TM was detained for "racist comments" made in a video that "sought to create divisions based on ethnicity and nationality among the various communities living in the UAE", the prosecution said in a statement.
It added that the film was "an affront to the UAE and its efforts to disseminate the values of tolerance, besides violating the UAE's foundational principles of justice and equality".
The prosecution did not mention the name of the suspect, but it comes amid debates in the UAE and wider Gulf region about the issue of race and discrimination.
Hayat al-Fahad, a Kuwaiti actress, faced a huge public backlash after she last month called for migrant workers to be deported and quarantined in the desert amid the coronavirus pandemic.
Tariq Al-Mehyas, an Emirati poet and social media influencer, came under fire earlier this week after he defended the actress and said that the remarks only referred to Asian migrants and not "irreplaceable" Arab workers.
"When we say 'migrants' we... mean Asians [not Arabs]," Mehyas said in the video.
He went on to say: "Egyptian workers are ones with a high sense of dignity, which makes them irreplaceable. God forbid that expat doctors and engineers from Sudan or Egypt or other Arab countries be replaced by an Indian or a Bengali."

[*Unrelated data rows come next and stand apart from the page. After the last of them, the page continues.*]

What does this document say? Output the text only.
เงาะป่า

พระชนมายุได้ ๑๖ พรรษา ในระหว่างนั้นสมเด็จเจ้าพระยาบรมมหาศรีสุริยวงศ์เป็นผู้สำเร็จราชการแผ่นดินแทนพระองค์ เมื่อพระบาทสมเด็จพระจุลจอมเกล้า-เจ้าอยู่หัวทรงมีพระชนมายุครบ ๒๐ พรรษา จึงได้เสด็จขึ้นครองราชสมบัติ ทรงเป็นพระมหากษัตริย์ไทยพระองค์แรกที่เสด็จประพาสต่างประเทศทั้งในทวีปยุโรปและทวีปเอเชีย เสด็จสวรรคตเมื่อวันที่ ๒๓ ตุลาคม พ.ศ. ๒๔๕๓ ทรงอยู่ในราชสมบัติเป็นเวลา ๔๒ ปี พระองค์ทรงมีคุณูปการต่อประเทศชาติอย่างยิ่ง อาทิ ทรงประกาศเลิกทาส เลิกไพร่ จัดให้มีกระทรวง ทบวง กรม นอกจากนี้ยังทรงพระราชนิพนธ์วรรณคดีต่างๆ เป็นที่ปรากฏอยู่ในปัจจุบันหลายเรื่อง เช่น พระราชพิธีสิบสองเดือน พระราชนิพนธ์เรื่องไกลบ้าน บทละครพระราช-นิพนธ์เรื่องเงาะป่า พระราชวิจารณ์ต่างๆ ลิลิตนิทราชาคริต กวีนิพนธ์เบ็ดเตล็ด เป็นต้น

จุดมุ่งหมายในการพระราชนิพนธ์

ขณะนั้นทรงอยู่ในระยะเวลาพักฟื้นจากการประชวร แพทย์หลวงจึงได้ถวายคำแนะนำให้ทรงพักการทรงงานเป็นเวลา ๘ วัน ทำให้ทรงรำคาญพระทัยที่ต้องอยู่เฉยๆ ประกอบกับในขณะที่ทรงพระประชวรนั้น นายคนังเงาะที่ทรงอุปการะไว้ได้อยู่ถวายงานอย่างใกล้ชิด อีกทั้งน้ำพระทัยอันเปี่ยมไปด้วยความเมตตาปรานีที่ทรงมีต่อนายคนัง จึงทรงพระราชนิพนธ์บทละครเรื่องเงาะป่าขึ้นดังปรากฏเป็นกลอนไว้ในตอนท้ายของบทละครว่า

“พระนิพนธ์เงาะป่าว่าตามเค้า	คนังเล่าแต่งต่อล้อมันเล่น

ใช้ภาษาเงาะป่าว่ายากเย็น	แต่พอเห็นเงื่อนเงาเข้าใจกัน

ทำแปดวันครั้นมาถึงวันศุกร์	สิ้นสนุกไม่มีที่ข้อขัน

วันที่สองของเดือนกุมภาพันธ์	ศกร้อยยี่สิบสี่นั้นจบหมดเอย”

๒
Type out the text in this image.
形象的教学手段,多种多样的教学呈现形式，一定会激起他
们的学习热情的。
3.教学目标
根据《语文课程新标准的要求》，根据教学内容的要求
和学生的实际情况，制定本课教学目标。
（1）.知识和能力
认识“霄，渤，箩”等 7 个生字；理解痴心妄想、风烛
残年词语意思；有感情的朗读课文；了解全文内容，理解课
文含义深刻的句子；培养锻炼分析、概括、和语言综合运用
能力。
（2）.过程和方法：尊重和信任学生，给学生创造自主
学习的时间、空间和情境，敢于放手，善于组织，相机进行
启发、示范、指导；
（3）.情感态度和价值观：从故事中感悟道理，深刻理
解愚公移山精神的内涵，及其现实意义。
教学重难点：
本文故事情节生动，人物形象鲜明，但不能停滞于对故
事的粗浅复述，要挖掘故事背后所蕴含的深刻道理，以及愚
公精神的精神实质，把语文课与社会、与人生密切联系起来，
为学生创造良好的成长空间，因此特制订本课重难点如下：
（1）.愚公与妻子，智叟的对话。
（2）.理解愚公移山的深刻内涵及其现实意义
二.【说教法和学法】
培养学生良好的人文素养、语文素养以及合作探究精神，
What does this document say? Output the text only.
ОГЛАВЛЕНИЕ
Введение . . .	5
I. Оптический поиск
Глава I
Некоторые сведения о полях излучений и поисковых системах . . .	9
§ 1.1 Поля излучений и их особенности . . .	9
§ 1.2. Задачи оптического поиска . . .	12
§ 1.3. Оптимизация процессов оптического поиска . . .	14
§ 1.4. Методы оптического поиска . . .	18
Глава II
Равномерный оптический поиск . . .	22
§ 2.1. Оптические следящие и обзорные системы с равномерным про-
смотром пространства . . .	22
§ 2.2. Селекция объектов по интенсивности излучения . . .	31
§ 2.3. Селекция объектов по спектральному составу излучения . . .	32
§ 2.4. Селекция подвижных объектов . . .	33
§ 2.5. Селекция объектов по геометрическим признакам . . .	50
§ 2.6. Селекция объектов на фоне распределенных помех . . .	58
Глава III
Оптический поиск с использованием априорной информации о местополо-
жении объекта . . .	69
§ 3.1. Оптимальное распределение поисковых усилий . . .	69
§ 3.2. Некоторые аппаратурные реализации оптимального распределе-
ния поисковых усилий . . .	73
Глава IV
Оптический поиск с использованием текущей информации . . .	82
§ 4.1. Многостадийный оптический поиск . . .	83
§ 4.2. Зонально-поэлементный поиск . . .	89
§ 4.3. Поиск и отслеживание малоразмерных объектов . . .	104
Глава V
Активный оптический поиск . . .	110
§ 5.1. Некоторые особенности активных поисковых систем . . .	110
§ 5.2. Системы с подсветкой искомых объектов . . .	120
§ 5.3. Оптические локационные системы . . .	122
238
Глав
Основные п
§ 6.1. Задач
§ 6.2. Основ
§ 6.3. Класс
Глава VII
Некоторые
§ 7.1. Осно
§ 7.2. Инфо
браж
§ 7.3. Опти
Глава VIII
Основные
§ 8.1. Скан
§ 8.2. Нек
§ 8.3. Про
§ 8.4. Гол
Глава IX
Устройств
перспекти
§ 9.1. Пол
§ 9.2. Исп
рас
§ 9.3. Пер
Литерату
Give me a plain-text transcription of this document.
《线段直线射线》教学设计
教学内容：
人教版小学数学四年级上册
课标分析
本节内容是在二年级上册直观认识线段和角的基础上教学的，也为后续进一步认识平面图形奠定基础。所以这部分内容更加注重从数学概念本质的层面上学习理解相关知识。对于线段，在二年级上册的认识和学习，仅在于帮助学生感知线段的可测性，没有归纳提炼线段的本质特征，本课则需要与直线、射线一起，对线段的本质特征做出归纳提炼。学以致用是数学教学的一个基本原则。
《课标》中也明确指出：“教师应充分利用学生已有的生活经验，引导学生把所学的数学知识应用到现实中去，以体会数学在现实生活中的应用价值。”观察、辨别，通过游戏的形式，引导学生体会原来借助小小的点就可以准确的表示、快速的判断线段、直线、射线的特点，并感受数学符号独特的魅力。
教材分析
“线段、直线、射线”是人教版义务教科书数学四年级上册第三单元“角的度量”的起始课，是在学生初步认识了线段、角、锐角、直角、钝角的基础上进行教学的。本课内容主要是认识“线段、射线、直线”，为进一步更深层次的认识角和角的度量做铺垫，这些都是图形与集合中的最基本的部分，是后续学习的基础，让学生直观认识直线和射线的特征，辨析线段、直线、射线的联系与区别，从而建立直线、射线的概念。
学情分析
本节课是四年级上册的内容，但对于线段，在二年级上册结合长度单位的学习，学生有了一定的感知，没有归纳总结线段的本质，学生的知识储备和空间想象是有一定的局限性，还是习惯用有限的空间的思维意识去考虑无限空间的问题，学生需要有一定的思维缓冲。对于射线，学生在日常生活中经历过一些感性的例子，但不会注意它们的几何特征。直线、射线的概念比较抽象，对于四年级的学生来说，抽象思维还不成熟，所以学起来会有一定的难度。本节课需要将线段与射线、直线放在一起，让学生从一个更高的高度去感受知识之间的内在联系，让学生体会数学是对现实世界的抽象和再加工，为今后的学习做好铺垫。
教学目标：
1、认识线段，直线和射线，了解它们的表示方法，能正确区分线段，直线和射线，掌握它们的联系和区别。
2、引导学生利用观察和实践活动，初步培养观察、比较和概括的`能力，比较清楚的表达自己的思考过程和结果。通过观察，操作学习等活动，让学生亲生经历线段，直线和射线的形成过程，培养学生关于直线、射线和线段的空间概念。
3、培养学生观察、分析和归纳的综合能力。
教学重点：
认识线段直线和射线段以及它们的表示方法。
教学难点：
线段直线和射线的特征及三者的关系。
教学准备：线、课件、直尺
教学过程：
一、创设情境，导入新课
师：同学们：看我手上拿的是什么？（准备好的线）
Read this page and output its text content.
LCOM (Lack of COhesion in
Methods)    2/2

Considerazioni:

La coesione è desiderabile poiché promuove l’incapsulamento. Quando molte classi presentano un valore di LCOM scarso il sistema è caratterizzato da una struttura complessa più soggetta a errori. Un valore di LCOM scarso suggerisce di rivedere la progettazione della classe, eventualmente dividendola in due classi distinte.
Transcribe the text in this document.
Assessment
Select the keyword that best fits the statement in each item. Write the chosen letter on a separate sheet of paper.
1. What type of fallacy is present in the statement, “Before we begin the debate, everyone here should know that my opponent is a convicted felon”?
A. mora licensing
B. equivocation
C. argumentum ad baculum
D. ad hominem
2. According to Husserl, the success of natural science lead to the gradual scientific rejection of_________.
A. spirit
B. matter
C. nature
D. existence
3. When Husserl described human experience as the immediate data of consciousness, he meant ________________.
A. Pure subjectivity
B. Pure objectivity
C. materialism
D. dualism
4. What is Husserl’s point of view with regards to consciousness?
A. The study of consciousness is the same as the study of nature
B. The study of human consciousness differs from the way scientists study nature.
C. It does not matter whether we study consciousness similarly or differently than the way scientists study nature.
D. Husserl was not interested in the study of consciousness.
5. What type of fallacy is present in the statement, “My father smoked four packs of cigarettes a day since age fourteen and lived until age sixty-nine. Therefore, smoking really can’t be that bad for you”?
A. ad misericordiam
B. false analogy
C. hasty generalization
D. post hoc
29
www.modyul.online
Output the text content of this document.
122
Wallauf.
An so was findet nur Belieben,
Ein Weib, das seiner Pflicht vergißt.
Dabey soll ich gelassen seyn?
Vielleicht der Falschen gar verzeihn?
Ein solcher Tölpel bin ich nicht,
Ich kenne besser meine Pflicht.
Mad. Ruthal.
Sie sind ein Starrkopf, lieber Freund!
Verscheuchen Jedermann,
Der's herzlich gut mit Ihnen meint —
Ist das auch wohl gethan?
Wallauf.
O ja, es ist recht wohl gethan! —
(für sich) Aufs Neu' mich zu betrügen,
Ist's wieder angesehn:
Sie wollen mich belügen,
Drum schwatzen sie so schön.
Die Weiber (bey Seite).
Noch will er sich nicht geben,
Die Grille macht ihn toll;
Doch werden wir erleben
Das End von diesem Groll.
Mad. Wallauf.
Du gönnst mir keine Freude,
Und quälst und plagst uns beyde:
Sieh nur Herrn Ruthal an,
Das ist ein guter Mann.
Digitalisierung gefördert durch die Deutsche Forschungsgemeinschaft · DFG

The influencer's comments were met with fierce public backlash for his defence with the public personality claiming: "I'm not racist", because he has an Asian maid.
The UAE has in recent years attempted to build a global reputation for being a regional bastion of diversity and tolerance.
Abu Dhabi crowded 2019 the "Year for Tolerance" and launched a ministry.
But critics of the country and its authoritarian Crown Prince Mohammed bin Zayed do not think that reputation is warranted, given the UAE's continuing detention of dissidents and poor treatment of migrant workers - the majority being from South Asia.
Critics of the kafala system - which governs the lives of migrant workers in the region - have warned that overcrowded and unsanitary housing conditions for migrant manual labourers could serve as a fertile breeding ground for the highly contagious coronavirus.